Air Canada a déposé une requête à la Cour suprême pour en appeler d'un jugement qui l'oblige à maintenir des centres d'entretien d'avions à Montréal et à Winnipeg.

« C'est une mauvaise nouvelle pour nous, a déploré le coordonnateur québécois de l'Association internationale des machinistes et des travailleurs de l'aérospatiale, David Chartrand, dans une entrevue téléphonique avec La Presse Affaires. Ça nous fait attendre encore plus longtemps pour connaître le résultat final. »

Le dossier est lié à la soudaine fermeture de l'entreprise d'entretien d'avions Aveos, qui a entraîné la perte de 2700 emplois, dont 1800 dans la région de Montréal, en mars 2012.

« Ç'a été une catastrophe, a lancé M. Chartrand. Plusieurs ne s'en sont jamais remis. »
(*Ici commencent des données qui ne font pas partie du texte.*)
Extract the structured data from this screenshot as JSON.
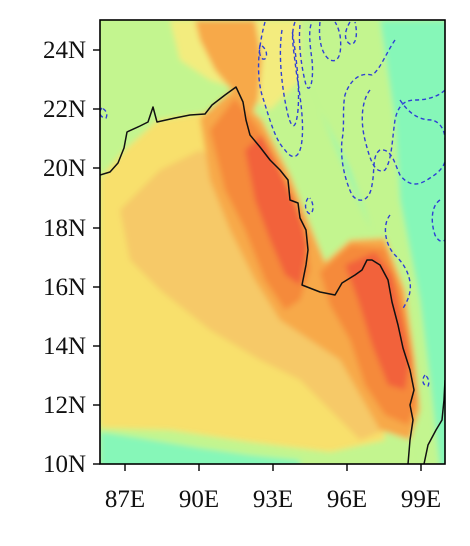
{
  "map": {
    "x_ticks": [
      "87E",
      "90E",
      "93E",
      "96E",
      "99E"
    ],
    "y_ticks": [
      "24N",
      "22N",
      "20N",
      "18N",
      "16N",
      "14N",
      "12N",
      "10N"
    ],
    "lon_range": [
      86,
      100
    ],
    "lat_range": [
      10,
      25
    ],
    "colors": {
      "aquamarine": "#86f7b8",
      "light_green": "#c3f58f",
      "pale_yellow": "#f3ec7e",
      "yellow": "#f8e06c",
      "light_orange": "#f6c968",
      "orange": "#f7a94a",
      "dark_orange": "#f58a3a",
      "red_orange": "#f2623a",
      "coastline": "#111111",
      "contour": "#2f3fd4"
    }
  }
}
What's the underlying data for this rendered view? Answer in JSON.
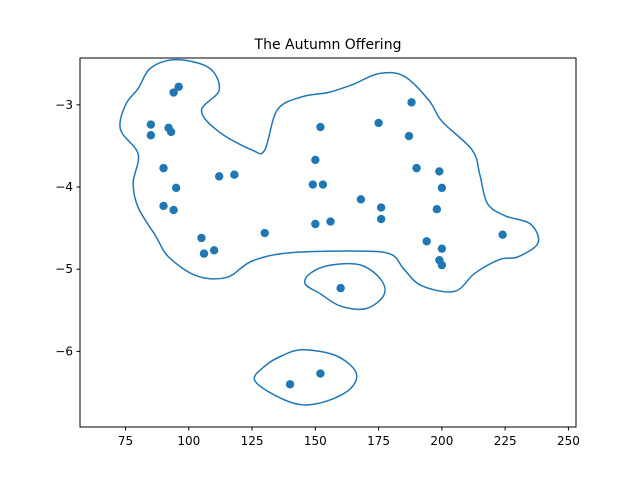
{
  "chart_data": {
    "type": "scatter",
    "title": "The Autumn Offering",
    "xlabel": "",
    "ylabel": "",
    "xlim": [
      57,
      253
    ],
    "ylim": [
      -6.92,
      -2.43
    ],
    "grid": false,
    "x_ticks": [
      75,
      100,
      125,
      150,
      175,
      200,
      225,
      250
    ],
    "y_ticks": [
      -6,
      -5,
      -4,
      -3
    ],
    "marker_color": "#1f77b4",
    "contour_color": "#1f77b4",
    "points": [
      {
        "x": 96,
        "y": -2.78
      },
      {
        "x": 94,
        "y": -2.85
      },
      {
        "x": 85,
        "y": -3.24
      },
      {
        "x": 92,
        "y": -3.28
      },
      {
        "x": 93,
        "y": -3.33
      },
      {
        "x": 85,
        "y": -3.37
      },
      {
        "x": 90,
        "y": -3.77
      },
      {
        "x": 95,
        "y": -4.01
      },
      {
        "x": 90,
        "y": -4.23
      },
      {
        "x": 94,
        "y": -4.28
      },
      {
        "x": 112,
        "y": -3.87
      },
      {
        "x": 118,
        "y": -3.85
      },
      {
        "x": 105,
        "y": -4.62
      },
      {
        "x": 106,
        "y": -4.81
      },
      {
        "x": 110,
        "y": -4.77
      },
      {
        "x": 130,
        "y": -4.56
      },
      {
        "x": 152,
        "y": -3.27
      },
      {
        "x": 150,
        "y": -3.67
      },
      {
        "x": 149,
        "y": -3.97
      },
      {
        "x": 153,
        "y": -3.97
      },
      {
        "x": 150,
        "y": -4.45
      },
      {
        "x": 156,
        "y": -4.42
      },
      {
        "x": 168,
        "y": -4.15
      },
      {
        "x": 175,
        "y": -3.22
      },
      {
        "x": 188,
        "y": -2.97
      },
      {
        "x": 187,
        "y": -3.38
      },
      {
        "x": 190,
        "y": -3.77
      },
      {
        "x": 176,
        "y": -4.25
      },
      {
        "x": 176,
        "y": -4.39
      },
      {
        "x": 199,
        "y": -3.81
      },
      {
        "x": 200,
        "y": -4.01
      },
      {
        "x": 198,
        "y": -4.27
      },
      {
        "x": 194,
        "y": -4.66
      },
      {
        "x": 200,
        "y": -4.75
      },
      {
        "x": 199,
        "y": -4.89
      },
      {
        "x": 200,
        "y": -4.95
      },
      {
        "x": 224,
        "y": -4.58
      },
      {
        "x": 160,
        "y": -5.23
      },
      {
        "x": 140,
        "y": -6.4
      },
      {
        "x": 152,
        "y": -6.27
      }
    ],
    "contours": [
      [
        [
          95,
          -2.45
        ],
        [
          108,
          -2.55
        ],
        [
          112,
          -2.82
        ],
        [
          105,
          -3.07
        ],
        [
          112,
          -3.33
        ],
        [
          125,
          -3.55
        ],
        [
          130,
          -3.55
        ],
        [
          135,
          -3.06
        ],
        [
          145,
          -2.9
        ],
        [
          155,
          -2.85
        ],
        [
          165,
          -2.75
        ],
        [
          175,
          -2.62
        ],
        [
          185,
          -2.65
        ],
        [
          195,
          -2.95
        ],
        [
          200,
          -3.2
        ],
        [
          212,
          -3.55
        ],
        [
          215,
          -3.85
        ],
        [
          218,
          -4.2
        ],
        [
          225,
          -4.35
        ],
        [
          235,
          -4.45
        ],
        [
          238,
          -4.68
        ],
        [
          230,
          -4.85
        ],
        [
          223,
          -4.88
        ],
        [
          213,
          -5.05
        ],
        [
          205,
          -5.27
        ],
        [
          192,
          -5.2
        ],
        [
          185,
          -5.0
        ],
        [
          180,
          -4.82
        ],
        [
          168,
          -4.78
        ],
        [
          140,
          -4.8
        ],
        [
          125,
          -4.9
        ],
        [
          115,
          -5.1
        ],
        [
          103,
          -5.08
        ],
        [
          92,
          -4.85
        ],
        [
          87,
          -4.6
        ],
        [
          80,
          -4.25
        ],
        [
          78,
          -3.95
        ],
        [
          80,
          -3.6
        ],
        [
          73,
          -3.3
        ],
        [
          75,
          -3.0
        ],
        [
          80,
          -2.8
        ],
        [
          85,
          -2.55
        ]
      ],
      [
        [
          156,
          -4.95
        ],
        [
          168,
          -4.95
        ],
        [
          176,
          -5.13
        ],
        [
          177,
          -5.32
        ],
        [
          170,
          -5.48
        ],
        [
          160,
          -5.45
        ],
        [
          152,
          -5.3
        ],
        [
          146,
          -5.18
        ],
        [
          148,
          -5.05
        ]
      ],
      [
        [
          145,
          -5.98
        ],
        [
          158,
          -6.05
        ],
        [
          166,
          -6.25
        ],
        [
          164,
          -6.45
        ],
        [
          155,
          -6.6
        ],
        [
          145,
          -6.65
        ],
        [
          135,
          -6.55
        ],
        [
          126,
          -6.35
        ],
        [
          130,
          -6.18
        ],
        [
          137,
          -6.05
        ]
      ]
    ]
  }
}
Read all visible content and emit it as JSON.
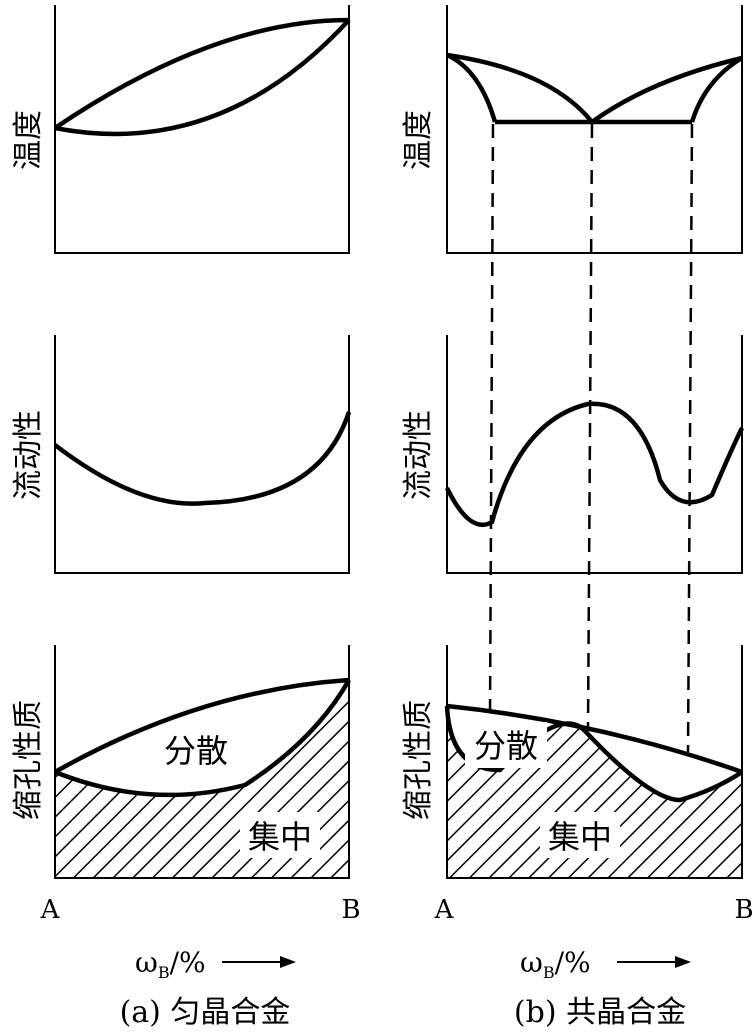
{
  "left": {
    "ylabels": {
      "temp": "温度",
      "fluidity": "流动性",
      "shrink": "缩孔性质"
    },
    "region_labels": {
      "dispersed": "分散",
      "concentrated": "集中"
    },
    "x_start": "A",
    "x_end": "B",
    "axis_label": "ω",
    "axis_sub": "B",
    "axis_unit": "/%",
    "caption": "(a) 匀晶合金"
  },
  "right": {
    "ylabels": {
      "temp": "温度",
      "fluidity": "流动性",
      "shrink": "缩孔性质"
    },
    "region_labels": {
      "dispersed": "分散",
      "concentrated": "集中"
    },
    "x_start": "A",
    "x_end": "B",
    "axis_label": "ω",
    "axis_sub": "B",
    "axis_unit": "/%",
    "caption": "(b) 共晶合金"
  },
  "colors": {
    "ink": "#000000",
    "background": "#ffffff"
  }
}
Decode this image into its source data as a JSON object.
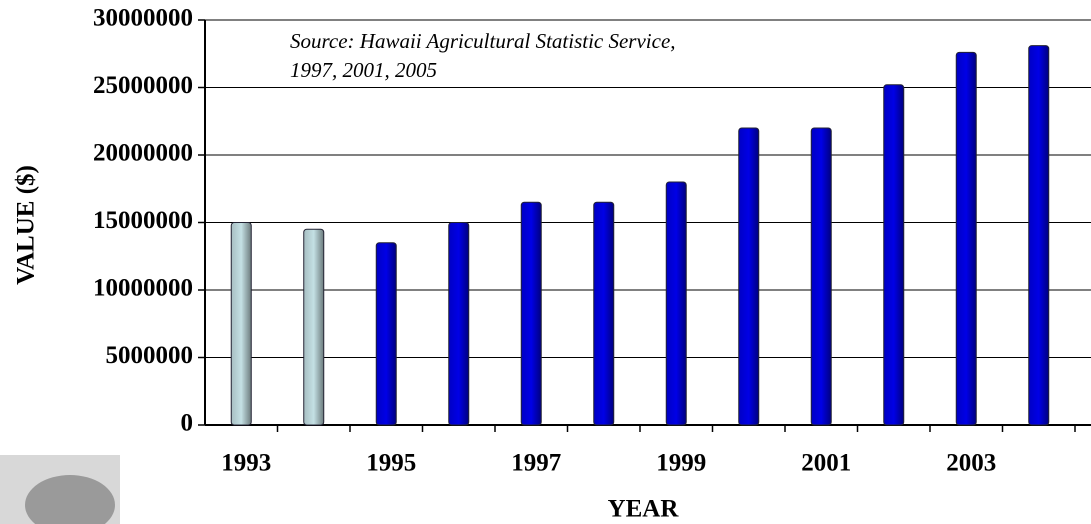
{
  "chart_data": {
    "type": "bar",
    "annotation": [
      "Source:  Hawaii Agricultural Statistic Service,",
      "1997, 2001, 2005"
    ],
    "x_label": "YEAR",
    "y_label": "VALUE ($)",
    "categories": [
      "1993",
      null,
      "1995",
      null,
      "1997",
      null,
      "1999",
      null,
      "2001",
      null,
      "2003",
      null
    ],
    "values": [
      15000000,
      14500000,
      13500000,
      15000000,
      16500000,
      16500000,
      18000000,
      22000000,
      22000000,
      25200000,
      27600000,
      28100000
    ],
    "colors": [
      "#c4e0e4",
      "#c4e0e4",
      "#0000e6",
      "#0000e6",
      "#0000e6",
      "#0000e6",
      "#0000e6",
      "#0000e6",
      "#0000e6",
      "#0000e6",
      "#0000e6",
      "#0000e6"
    ],
    "ylim": [
      0,
      30000000
    ],
    "yticks": [
      0,
      5000000,
      10000000,
      15000000,
      20000000,
      25000000,
      30000000
    ],
    "grid": true
  }
}
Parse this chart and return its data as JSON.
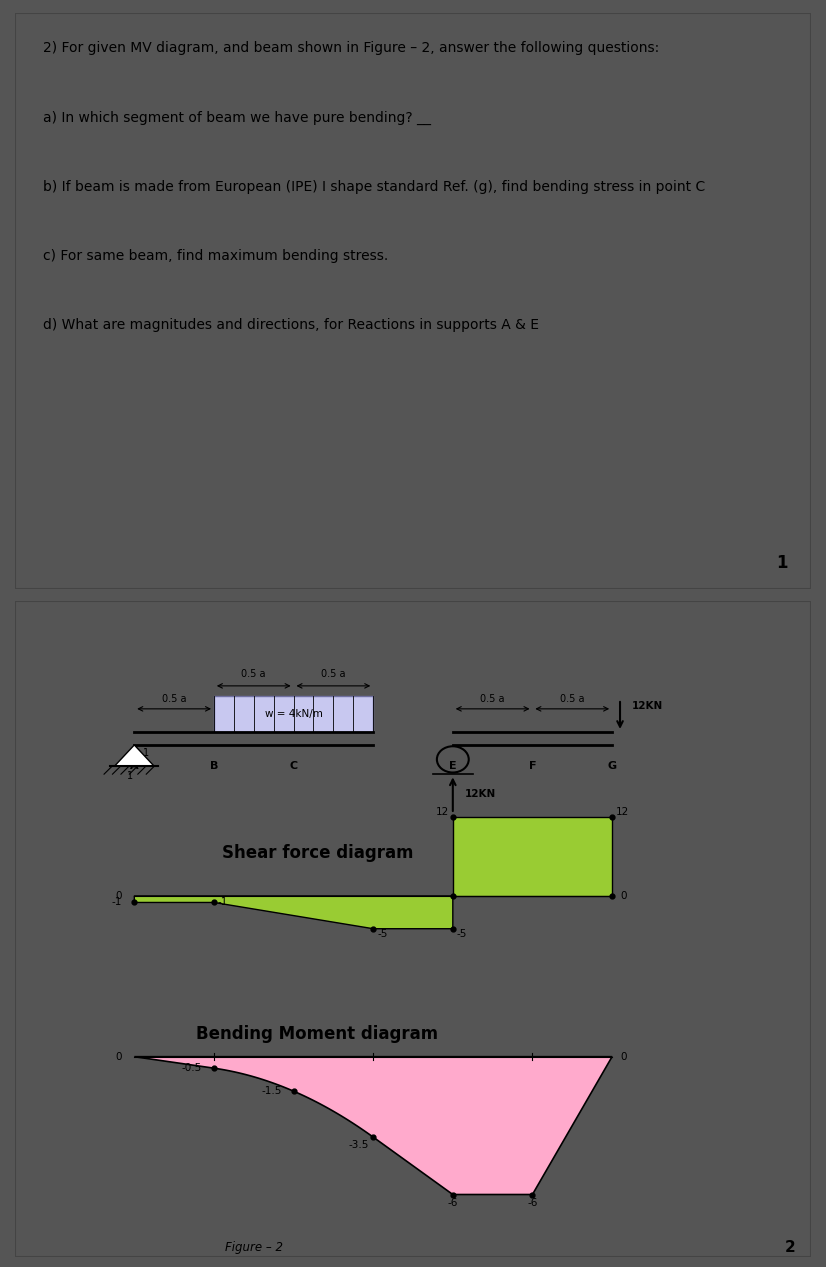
{
  "page1_text": [
    "2) For given MV diagram, and beam shown in Figure – 2, answer the following questions:",
    "a) In which segment of beam we have pure bending? __",
    "b) If beam is made from European (IPE) I shape standard Ref. (g), find bending stress in point C",
    "c) For same beam, find maximum bending stress.",
    "d) What are magnitudes and directions, for Reactions in supports A & E"
  ],
  "page1_number": "1",
  "page2_number": "2",
  "load_label": "w = 4kN/m",
  "force_label": "12KN",
  "shear_title": "Shear force diagram",
  "moment_title": "Bending Moment diagram",
  "figure_label": "Figure – 2",
  "sfd_color": "#99cc33",
  "bmd_color": "#ffaacc",
  "beam_fill_color": "#c8c8f0",
  "separator_color": "#333333",
  "page_bg": "#ffffff",
  "outer_bg": "#555555"
}
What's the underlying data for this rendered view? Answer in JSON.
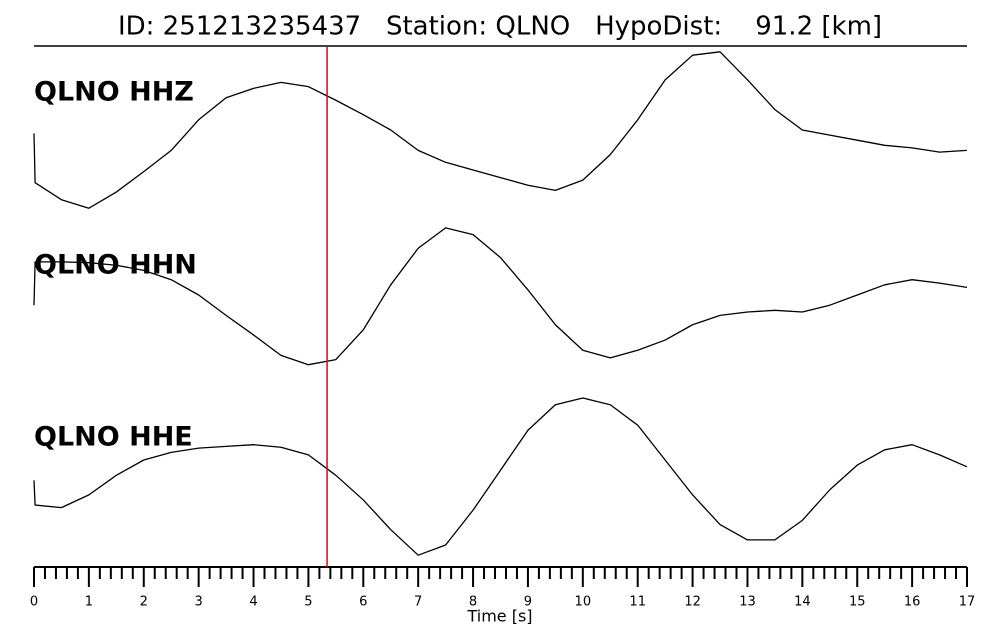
{
  "chart_data": {
    "type": "line",
    "title": "ID: 251213235437   Station: QLNO   HypoDist:    91.2 [km]",
    "xlabel": "Time [s]",
    "x": [
      0,
      0.02,
      0.5,
      1,
      1.5,
      2,
      2.5,
      3,
      3.5,
      4,
      4.5,
      5,
      5.5,
      6,
      6.5,
      7,
      7.5,
      8,
      8.5,
      9,
      9.5,
      10,
      10.5,
      11,
      11.5,
      12,
      12.5,
      13,
      13.5,
      14,
      14.5,
      15,
      15.5,
      16,
      16.5,
      17
    ],
    "xlim": [
      0,
      17
    ],
    "xticks": [
      0,
      1,
      2,
      3,
      4,
      5,
      6,
      7,
      8,
      9,
      10,
      11,
      12,
      13,
      14,
      15,
      16,
      17
    ],
    "xminorticks": [
      0.2,
      0.4,
      0.6,
      0.8,
      1.2,
      1.4,
      1.6,
      1.8,
      2.2,
      2.4,
      2.6,
      2.8,
      3.2,
      3.4,
      3.6,
      3.8,
      4.2,
      4.4,
      4.6,
      4.8,
      5.2,
      5.4,
      5.6,
      5.8,
      6.2,
      6.4,
      6.6,
      6.8,
      7.2,
      7.4,
      7.6,
      7.8,
      8.2,
      8.4,
      8.6,
      8.8,
      9.2,
      9.4,
      9.6,
      9.8,
      10.2,
      10.4,
      10.6,
      10.8,
      11.2,
      11.4,
      11.6,
      11.8,
      12.2,
      12.4,
      12.6,
      12.8,
      13.2,
      13.4,
      13.6,
      13.8,
      14.2,
      14.4,
      14.6,
      14.8,
      15.2,
      15.4,
      15.6,
      15.8,
      16.2,
      16.4,
      16.6,
      16.8
    ],
    "ylim": [
      -1,
      1
    ],
    "label_color": "#4a9a0a",
    "pick": {
      "x": 5.34,
      "color": "#e8000b"
    },
    "series": [
      {
        "name": "QLNO HHZ",
        "color": "#000000",
        "values": [
          -0.04,
          -0.62,
          -0.82,
          -0.92,
          -0.73,
          -0.49,
          -0.24,
          0.12,
          0.38,
          0.49,
          0.56,
          0.51,
          0.35,
          0.18,
          0,
          -0.24,
          -0.38,
          -0.47,
          -0.56,
          -0.65,
          -0.71,
          -0.59,
          -0.29,
          0.12,
          0.59,
          0.88,
          0.92,
          0.59,
          0.24,
          0,
          -0.06,
          -0.12,
          -0.18,
          -0.21,
          -0.26,
          -0.24
        ]
      },
      {
        "name": "QLNO HHN",
        "color": "#000000",
        "values": [
          -0.12,
          0.39,
          0.39,
          0.38,
          0.35,
          0.29,
          0.18,
          0,
          -0.24,
          -0.47,
          -0.71,
          -0.82,
          -0.76,
          -0.41,
          0.12,
          0.55,
          0.79,
          0.71,
          0.44,
          0.06,
          -0.35,
          -0.65,
          -0.74,
          -0.65,
          -0.53,
          -0.35,
          -0.24,
          -0.2,
          -0.18,
          -0.2,
          -0.12,
          0,
          0.12,
          0.18,
          0.14,
          0.09
        ]
      },
      {
        "name": "QLNO HHE",
        "color": "#000000",
        "values": [
          -0.04,
          -0.33,
          -0.36,
          -0.21,
          0.02,
          0.2,
          0.29,
          0.34,
          0.36,
          0.38,
          0.35,
          0.26,
          0.02,
          -0.27,
          -0.62,
          -0.92,
          -0.8,
          -0.39,
          0.08,
          0.55,
          0.85,
          0.93,
          0.85,
          0.61,
          0.2,
          -0.21,
          -0.56,
          -0.74,
          -0.74,
          -0.51,
          -0.15,
          0.14,
          0.32,
          0.38,
          0.26,
          0.12
        ]
      }
    ]
  }
}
Il faut remonter à 1988 pour aller à la source du conflit, soit l'entrée en vigueur de la loi qui permettait la privatisation d'Air Canada, la Loi sur la participation publique au capital d'Air Canada. Cette loi oblige le transporteur à « maintenir des centres de révision et d'entretien dans les villes de Winnipeg et de Mississauga et dans la Communauté urbaine de Montréal ».

La filiale fait faillite

Dans le cadre de sa restructuration, en 2004, Air Canada a créé une filiale distincte d'entretien et de révision, ACTS (Air Canada Technical Services), qui a fini par se détacher totalement et prendre le nom d'Aveos.

Lorsque Aveos a fermé ses portes et fait faillite en 2012, Air Canada a confié de petits contrats d'entretien à des entreprises québécoises comme Avianor et Premier Aviation, mais elle a transféré l'essentiel de ses gros contrats aux États-Unis.

Le gouvernement du Québec a intenté une poursuite contre Air Canada en avril 2012, imité par le gouvernement du Manitoba.

En cour, le transporteur a fait valoir qu'il faisait encore de l'entretien en ligne à Montréal et Winnipeg. Il s'agit toutefois de travaux légers entre les vols et pendant la nuit.

En février 2013, le juge Martin Castonguay, de la Cour supérieure du Québec, a donné raison aux gouvernements du Québec et du Manitoba.

Le 3 novembre dernier, la Cour d'appel du Québec a confirmé cette décision.

« À partir du moment où les affaires d'Air Canada la mènent à fermer ce centre ou à en réduire les activités de façon à ce qu'elles n'équivaillent plus à celles qui y avaient cours en 1998, elle enfreint la loi. »

- Extrait de la décision de la juge Marie-France Bich de la Cour d'appel 

Air Canada avait 60 jours pour décider d'en appeler du jugement. Elle a déposé une requête en autorisation à la Cour suprême le 30 décembre dernier.

« Nous demandons la permission de porter en appel devant la Cour suprême du Canada la décision rendue par la Cour d'appel du Québec afin que des explications soient fournies au sujet d'importantes questions soulevées par cette décision », a déclaré la porte-parole d'Air Canada Isabelle Arthur, sans vouloir faire de commentaires supplémentaires.

David Chartrand croit que plus Air Canada fait traîner les choses, plus elle peut faire valoir qu'il lui est impossible de récupérer l'expertise et l'équipement nécessaires pour remettre en place les centres d'entretien.

« Air Canada a l'intention de plaider sa propre turpitude », a-t-il lancé.

Le syndicat a une autre crainte : que le transporteur fasse pression sur le nouveau gouvernement libéral à Ottawa pour faire modifier la loi qui l'oblige à maintenir ces centres.

« Nous avons écrit au premier ministre Justin Trudeau, au ministre des Transports Marc Garneau et à plusieurs députés pour leur demander de faire attention à ça, de s'assurer de ne pas changer la loi », a déclaré M. Chartrand.